In Northern Africa, birthplace of the Arab Spring protests of 2011, mass demonstrations have again broken out. For weeks, millions of Algerians have taken to the streets, calling for the end of their president Abdelaziz Bouteflika’s 20-year rule. The protestors have characterized the past two decades of Bouteflika’s rule as marked by cronyism and corruption. Further these protests charge the president as being unable to fulfill the duties of his position, a view supported by his advanced age and ailing physical health. The final push for Bouteflika to resign came from army chief of staff Ahmed Gaid Salah, who was seemingly persuaded by protesters’ calls for reform. Remarkably, all of this occurred without the loss of a single life, or the firing of a single shot by Bouteflika’s security services. Despite the seeming total victory for the protesters, Algeria now stands on the precipice of great uncertainty. The former president’s hand will still likely be felt, at least in the short term, as he named the interim government that will rule for 90 days until elections are held.
Reacting to this interim government, which is largely comprised of Bouteflika loyalists, some 20 Algerian civil society groups expressed displeasure. “Bouteflika’s resignation … is a first victory … but it is not enough,” they said in a joint statement, emphasizing that they would not accept any transition that did not fundamentally alter political structures. Ali Benflis, former head of the ruling National Liberation Front (FLN), echoed this sentiment, calling for the resignation of other leading figures in the interim government and constitutional council. However, Benflis remained optimistic: “the Algerian people have just closed one of the darkest chapters in the history of our country.” International response has largely been optimistic as well. Antonio Guterres, secretary general of the United Nations, expressed praise for “the mature and calm nature in which the Algerian people have been expressing their desire for change.”
Optimism on behalf of both internal and external actors is not unwarranted, though it is best paired with a degree of caution moving forwards. The current interim government is composed of deeply entrenched members of the past regime. Interim leader Abdelkader Bensalah, for example, has held senior political positions for the past 25 years and led Algeria’s upper house for much of Bouteflika’s rule. Perhaps the most significant unresolved question moving forwards, however, is how the military will act. As the New York Times reports “the army has been the ultimate arbiter of political life since independence 57 years ago.” It is telling that it was the involvement of Ahmed Gaid Salah that tipped the political scales in favour of the protesters. Should the army choose to withdraw its support, there will likely be a great degree of uncertainty on the behalf of reformers about how to proceed with a significant lack of political clout. What seems more likely than a withdrawal of support is that the military will continue to work behind the scenes manipulating reform opportunities to suit its own vision. Still, progress is being made in Algeria, and an undemocratic leader has been ousted without the loss of a single life.
Bouteflika began his reign in 1999, following a vote marked by fraud concerns in which he won 74% of the electorate.

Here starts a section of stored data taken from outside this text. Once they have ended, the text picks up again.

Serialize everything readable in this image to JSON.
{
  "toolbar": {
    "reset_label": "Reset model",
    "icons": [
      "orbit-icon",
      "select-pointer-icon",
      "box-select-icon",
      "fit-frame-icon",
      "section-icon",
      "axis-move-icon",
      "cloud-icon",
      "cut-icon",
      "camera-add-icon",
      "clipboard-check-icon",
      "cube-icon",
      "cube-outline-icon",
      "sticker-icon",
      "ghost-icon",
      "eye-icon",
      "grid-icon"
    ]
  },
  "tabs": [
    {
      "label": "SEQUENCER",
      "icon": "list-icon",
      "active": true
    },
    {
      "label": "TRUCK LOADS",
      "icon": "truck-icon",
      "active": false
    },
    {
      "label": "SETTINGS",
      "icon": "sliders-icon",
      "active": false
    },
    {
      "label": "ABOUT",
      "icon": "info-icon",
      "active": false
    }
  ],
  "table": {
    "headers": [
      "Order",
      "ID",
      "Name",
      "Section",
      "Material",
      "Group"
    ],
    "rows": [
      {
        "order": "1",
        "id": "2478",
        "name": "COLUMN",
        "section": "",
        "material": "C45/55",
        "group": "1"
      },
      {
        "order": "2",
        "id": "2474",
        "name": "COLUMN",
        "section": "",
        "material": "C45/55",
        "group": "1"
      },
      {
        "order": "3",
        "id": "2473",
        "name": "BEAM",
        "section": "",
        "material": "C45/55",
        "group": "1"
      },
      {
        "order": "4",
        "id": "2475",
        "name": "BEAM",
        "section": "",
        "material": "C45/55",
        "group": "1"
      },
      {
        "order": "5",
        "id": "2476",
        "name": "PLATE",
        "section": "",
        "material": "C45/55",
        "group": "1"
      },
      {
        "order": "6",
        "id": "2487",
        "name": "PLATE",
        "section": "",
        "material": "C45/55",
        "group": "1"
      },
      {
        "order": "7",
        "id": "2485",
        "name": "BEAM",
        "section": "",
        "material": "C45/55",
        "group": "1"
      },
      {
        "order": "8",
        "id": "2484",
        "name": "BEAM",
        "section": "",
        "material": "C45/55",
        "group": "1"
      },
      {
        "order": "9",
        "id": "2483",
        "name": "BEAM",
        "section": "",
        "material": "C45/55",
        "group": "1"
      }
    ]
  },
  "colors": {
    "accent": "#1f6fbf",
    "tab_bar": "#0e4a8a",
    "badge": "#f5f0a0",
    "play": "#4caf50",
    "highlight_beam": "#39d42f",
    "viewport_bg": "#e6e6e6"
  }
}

His ascension came at a time of great unrest in Algeria, as the nation waged a bloody civil war to combat the incursion of Islamist guerillas. Bouteflika also presided over what many have described as Algeria’ s return to the international scene, opening the nation after almost a decade of internal isolation. He continued to win landslide electoral victories in 2004, 2009 and 2014, his margin of victory never falling below 70 percent. Not only was fraud a pervasive element of each of Bouteflika’s elections, but his allies pushed through amendments altering Algeria’s constitution to allow for four terms rather than two. In fact, it was Bouteflika’s announcement in February of this year the he would seek a fifth term which initiated the recent demonstrations.
Although currently at a moment of great uncertainty, Algeria has taken steps towards significant reform. As proved by the failure of mass demonstrations in nations across the Middle East in 2011, ousting an entrenched leader is supremely difficult. Consolidation of all elements of society, including political, military, and civic sectors, is necessary to achieve such a goal. Likewise, a successful transition to democracy will require the participation of all of these groups sincerely working towards a commonly shared interest.